Mr. Hopkins is the series editor of Wiley's Nonprofit Law, Finance, and Management Series. In addition to coauthoring The Law of Tax‐Exempt Healthcare Organizations, Fourth Edition, he is the author of The Law of Tax‐Exempt Organizations, Twelfth Edition; Planning Guide for the Law of Tax‐Exempt Organizations: Strategies and Commentaries; Tax‐Exempt Organizations and Constitutional Law: Nonprofit Law as Shaped by the U.S. Supreme Court; Bruce R. Hopkins’ Nonprofit Law Dictionary; Bruce R. Hopkins’ Nonprofit Law Library (e‐book); IRS Audits of Tax‐Exempt Organizations: Policies, Practices, and Procedures; The Tax Law of Charitable Giving, Fifth Edition; The Law of Fundraising, Fifth Edition; The Tax Law of Private Foundations, Fifth Edition; The Tax Law of Associations; The Tax Law of Unrelated Business for Nonprofit Organizations; The Nonprofits’ Guide to Internet Communications Law; The Law of Intermediate Sanctions: A Guide for Nonprofits; Starting and Managing a Nonprofit Organization: A Legal Guide, Seventh Edition; Nonprofit Law Made Easy; Charitable Giving Law Made Easy; Private Foundation Law Made Easy; Fundraising Law Made Easy; 650 Essential Nonprofit Law Questions Answered; The First Legal Answer Book for Fund‐Raisers; The Second Legal Answer Book for Fund‐Raisers; The Legal Answer Book for Nonprofit Organizations; and The Second Legal Answer Book for Nonprofit Organizations. He is the coauthor, with David O. Middlebrook, of Nonprofit Law for Religious Organizations: Essential Questions and Answers; with Douglas K. Anning, Virginia C. Gross, and Thomas J. Schenkelberg, of The New Form 990: Law, Policy, and Preparation; with Ms.
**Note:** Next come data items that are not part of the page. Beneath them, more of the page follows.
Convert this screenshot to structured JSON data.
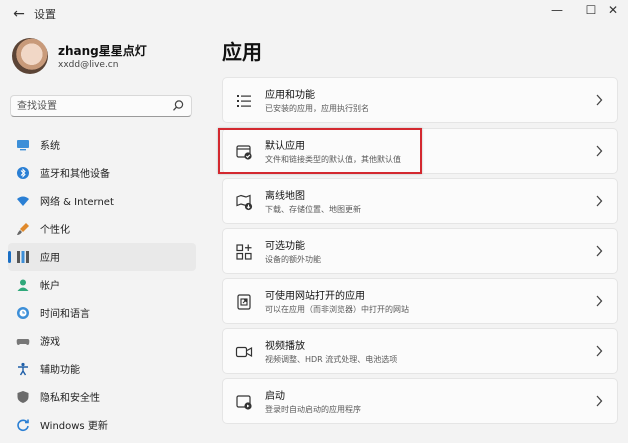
{
  "window": {
    "title": "设置",
    "back_icon": "back-arrow-icon",
    "controls": [
      "minimize-icon",
      "maximize-icon",
      "close-icon"
    ]
  },
  "user": {
    "name": "zhang星星点灯",
    "email": "xxdd@live.cn"
  },
  "search": {
    "placeholder": "查找设置",
    "icon": "search-icon"
  },
  "sidebar": {
    "items": [
      {
        "label": "系统",
        "icon": "monitor-icon",
        "active": false
      },
      {
        "label": "蓝牙和其他设备",
        "icon": "bluetooth-icon",
        "active": false
      },
      {
        "label": "网络 & Internet",
        "icon": "wifi-icon",
        "active": false
      },
      {
        "label": "个性化",
        "icon": "brush-icon",
        "active": false
      },
      {
        "label": "应用",
        "icon": "apps-icon",
        "active": true
      },
      {
        "label": "帐户",
        "icon": "person-icon",
        "active": false
      },
      {
        "label": "时间和语言",
        "icon": "globe-clock-icon",
        "active": false
      },
      {
        "label": "游戏",
        "icon": "gamepad-icon",
        "active": false
      },
      {
        "label": "辅助功能",
        "icon": "accessibility-icon",
        "active": false
      },
      {
        "label": "隐私和安全性",
        "icon": "shield-icon",
        "active": false
      },
      {
        "label": "Windows 更新",
        "icon": "update-icon",
        "active": false
      }
    ]
  },
  "main": {
    "title": "应用",
    "cards": [
      {
        "title": "应用和功能",
        "subtitle": "已安装的应用，应用执行别名",
        "icon": "list-icon"
      },
      {
        "title": "默认应用",
        "subtitle": "文件和链接类型的默认值，其他默认值",
        "icon": "default-apps-icon",
        "highlighted": true
      },
      {
        "title": "离线地图",
        "subtitle": "下载、存储位置、地图更新",
        "icon": "map-download-icon"
      },
      {
        "title": "可选功能",
        "subtitle": "设备的额外功能",
        "icon": "grid-plus-icon"
      },
      {
        "title": "可使用网站打开的应用",
        "subtitle": "可以在应用（而非浏览器）中打开的网站",
        "icon": "open-in-app-icon"
      },
      {
        "title": "视频播放",
        "subtitle": "视频调整、HDR 流式处理、电池选项",
        "icon": "video-icon"
      },
      {
        "title": "启动",
        "subtitle": "登录时自动启动的应用程序",
        "icon": "startup-icon"
      }
    ]
  },
  "colors": {
    "accent": "#1a6fc5",
    "highlight_border": "#d3282f",
    "background": "#f3f3f3",
    "card": "#fbfbfb"
  }
}
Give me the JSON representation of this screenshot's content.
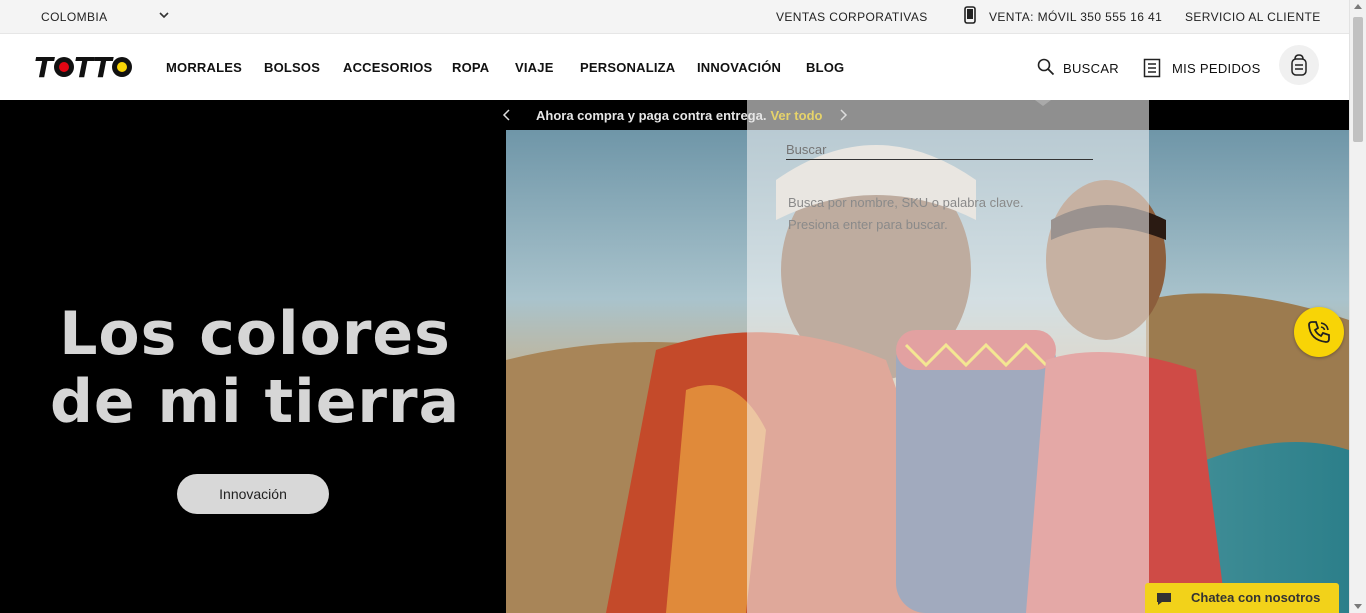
{
  "topbar": {
    "country": "COLOMBIA",
    "corporate_sales": "VENTAS CORPORATIVAS",
    "phone_sales": "VENTA: MÓVIL 350 555 16 41",
    "customer_service": "SERVICIO AL CLIENTE"
  },
  "brand": {
    "name": "TOTTO",
    "accent": "#f8d406",
    "dot_color": "#e30613"
  },
  "nav": {
    "items": [
      {
        "label": "MORRALES"
      },
      {
        "label": "BOLSOS"
      },
      {
        "label": "ACCESORIOS"
      },
      {
        "label": "ROPA"
      },
      {
        "label": "VIAJE"
      },
      {
        "label": "PERSONALIZA"
      },
      {
        "label": "INNOVACIÓN"
      },
      {
        "label": "BLOG"
      }
    ],
    "search_label": "BUSCAR",
    "orders_label": "MIS PEDIDOS"
  },
  "promo": {
    "text": "Ahora compra y paga contra entrega.",
    "link": "Ver todo"
  },
  "hero": {
    "title_line1": "Los colores",
    "title_line2": "de mi tierra",
    "button_label": "Innovación"
  },
  "search_panel": {
    "placeholder": "Buscar",
    "hint_line1": "Busca por nombre, SKU o palabra clave.",
    "hint_line2": "Presiona enter para buscar."
  },
  "chat": {
    "label": "Chatea con nosotros"
  },
  "icons": [
    "chevron-down-icon",
    "phone-icon",
    "search-icon",
    "orders-icon",
    "backpack-cart-icon",
    "chevron-left-icon",
    "chevron-right-icon",
    "call-icon",
    "chat-icon"
  ]
}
Gross, of Nonprofit Governance: Law, Practices & Trends; and with Ms. Gross and Mr. Schenkelberg, of Nonprofit Law for Colleges and Universities: Essential Questions and Answers for Officers, Directors, and Advisors. He also writes Bruce R. Hopkins’ Nonprofit Counsel, a monthly newsletter published by John Wiley & Sons.
Mr. Hopkins maintains a website providing information about the law of tax‐exempt organizations, including healthcare organizations, at www.brucerhopkinsbooks.com. Material posted on this site includes a periodically updated current developments outline and indexes for his newsletter. Mr. Hopkins received the 2007 Outstanding Nonprofit Lawyer Award (Vanguard Lifetime Achievement Award) from the American Bar Association, Section of Business Law, Committee on Nonprofit Corporations. He is listed in the Best Lawyers in America, Nonprofit Organizations/Charities Law, 2007–2021.
Mr. Hopkins earned his JD and LLM degrees at the George Washington University National Law Center, his SJD at the University of Kansas School of Law, and his BA at the University of Michigan. He is a member of the bars of the District of Columbia and the state of Missouri.